Return-Path: <noreply@ietf.org>
X-Original-To: ippm@ietf.org
Delivered-To: ippm@ietfa.amsl.com
Received: from ietfa.amsl.com (localhost [IPv6:::1]) by ietfa.amsl.com (Postfix) with ESMTP id 648DE3A0E9E; Mon, 11 Oct 2021 15:29:53 -0700 (PDT)
MIME-Version: 1.0
Content-Type: text/plain; charset="utf-8"
Content-Transfer-Encoding: 8bit
From: Benjamin Kaduk via Datatracker <noreply@ietf.org>
To: The IESG <iesg@ietf.org>
Cc: draft-ietf-ippm-ioam-data@ietf.org, ippm-chairs@ietf.org, ippm@ietf.org, Al Morton <acm@research.att.com>, acm@research.att.com
X-Test-IDTracker: no
X-IETF-IDTracker: 7.39.0
Auto-Submitted: auto-generated
Precedence: bulk
Reply-To: Benjamin Kaduk <kaduk@mit.edu>
Message-ID: <163399139337.5936.5073810021440741362@ietfa.amsl.com>
Date: Mon, 11 Oct 2021 15:29:53 -0700
Archived-At: <https://mailarchive.ietf.org/arch/msg/ippm/B_F7xuPPsX6peDp2cMfKaKe-bGc>
Subject: [ippm] Benjamin Kaduk's Discuss on draft-ietf-ippm-ioam-data-15: (with DISCUSS and COMMENT)
X-BeenThere: ippm@ietf.org
X-Mailman-Version: 2.1.29
List-Id: IETF IP Performance Metrics Working Group <ippm.ietf.org>
List-Unsubscribe: <https://www.ietf.org/mailman/options/ippm>, <mailto:ippm-request@ietf.org?subject=unsubscribe>
List-Archive: <https://mailarchive.ietf.org/arch/browse/ippm/>
List-Post: <mailto:ippm@ietf.org>
List-Help: <mailto:ippm-request@ietf.org?subject=help>
List-Subscribe: <https://www.ietf.org/mailman/listinfo/ippm>, <mailto:ippm-request@ietf.org?subject=subscribe>
X-List-Received-Date: Mon, 11 Oct 2021 22:29:54 -0000

Benjamin Kaduk has entered the following ballot position for
draft-ietf-ippm-ioam-data-15: Discuss

When responding, please keep the subject line intact and reply to all
email addresses included in the To and CC lines. (Feel free to cut this
introductory paragraph, however.)


Please refer to https://www.ietf.org/blog/handling-iesg-ballot-positions/
for more information about how to handle DISCUSS and COMMENT positions.

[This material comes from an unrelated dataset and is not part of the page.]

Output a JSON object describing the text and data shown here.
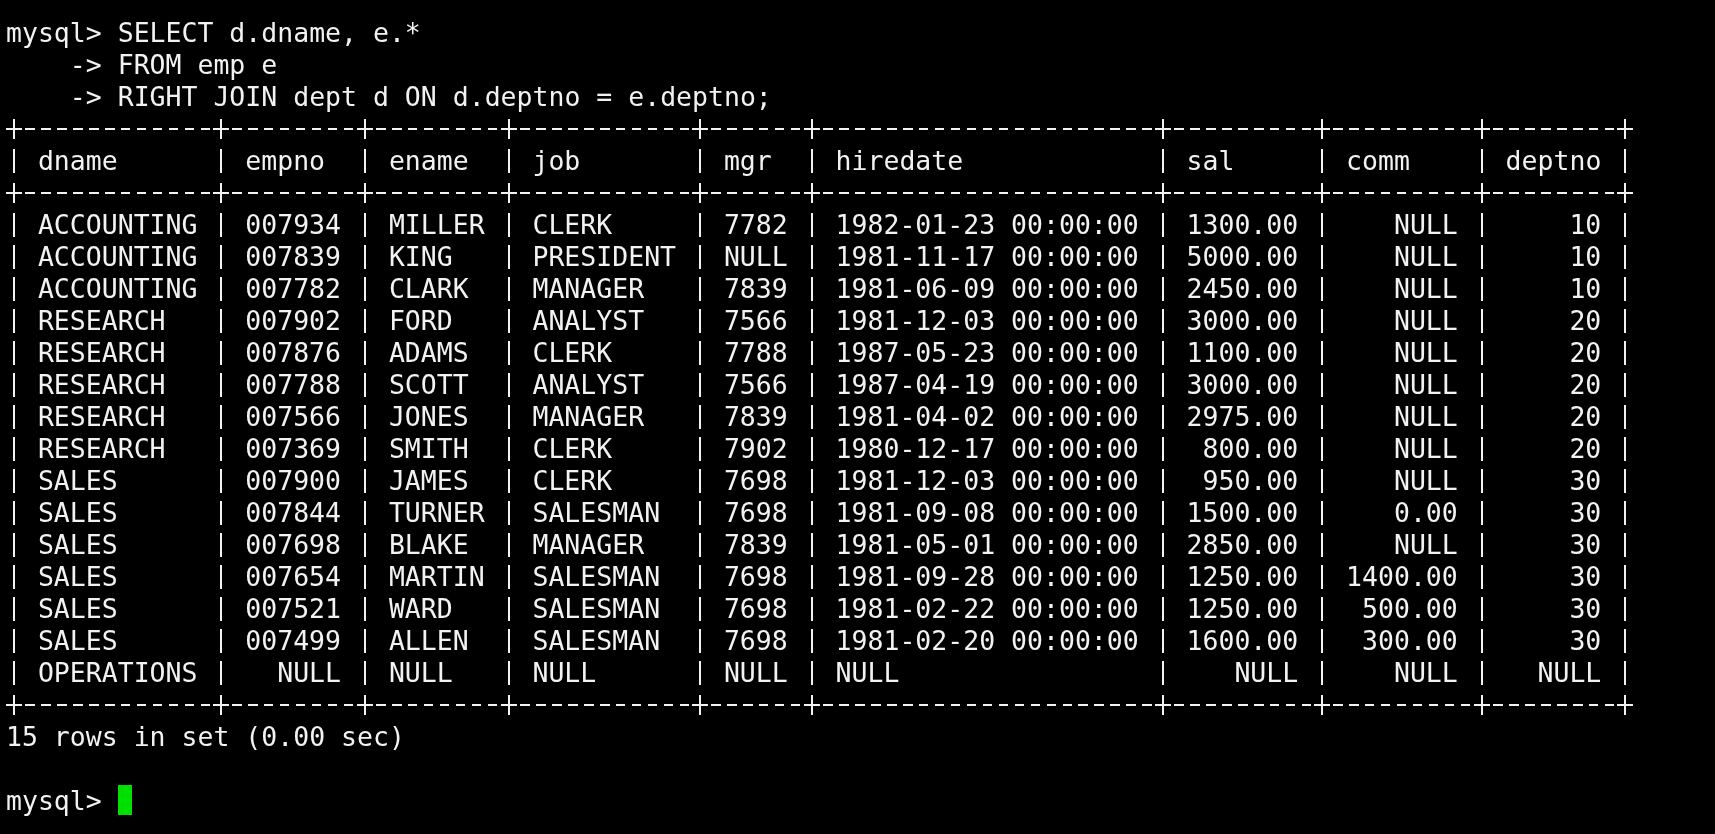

The document, along with other ballot positions, can be found here:
https://datatracker.ietf.org/doc/draft-ietf-ippm-ioam-data/



----------------------------------------------------------------------
DISCUSS:
----------------------------------------------------------------------

Thanks for the many updates and email discussion about the relationship
between limited (network) domains, IOAM domains, IOAM namespaces, and
the like -- I think I do now have a pretty clear picture of how they're
expected to interact!  However, I think there may still be a couple
places in the document that need to get updated in order to match that
vision.  One point here, and some (more minor) instances in the COMMENT
section...

Section 5.2 has:

   The role of an IOAM-encapsulating, IOAM-transit or IOAM-decapsulating
   node is always performed within a specific IOAM-Namespace.  This
   [...]
   described above, that is added in a future revision.  An IOAM
   decapsulating node situated at the edge of an IOAM domain MUST remove
   all IOAM-Option-Types and associated encapsulation headers for all
   IOAM-Namespaces from the packet.

The "MUST remove [...] for all IOAM-Namespaces" at the end seems to
conflict with the notion of the role of IOAM-decapsulating node being
performed within a specific IOAM-Namespace.  Indeed, later on in Section
5.3 we see that namespace identifiers "allow devices which are IOAM
capable to determine: [...] o  whether IOAM-Option-Type(s) have to be
removed from the packet, e.g., at a domain edge or domain boundary."  If
a decapsulating node always had to remove IOAM options from all
namespaces, then the namespace identifier is irrelevant to whether
option type(s) are removed from the packet.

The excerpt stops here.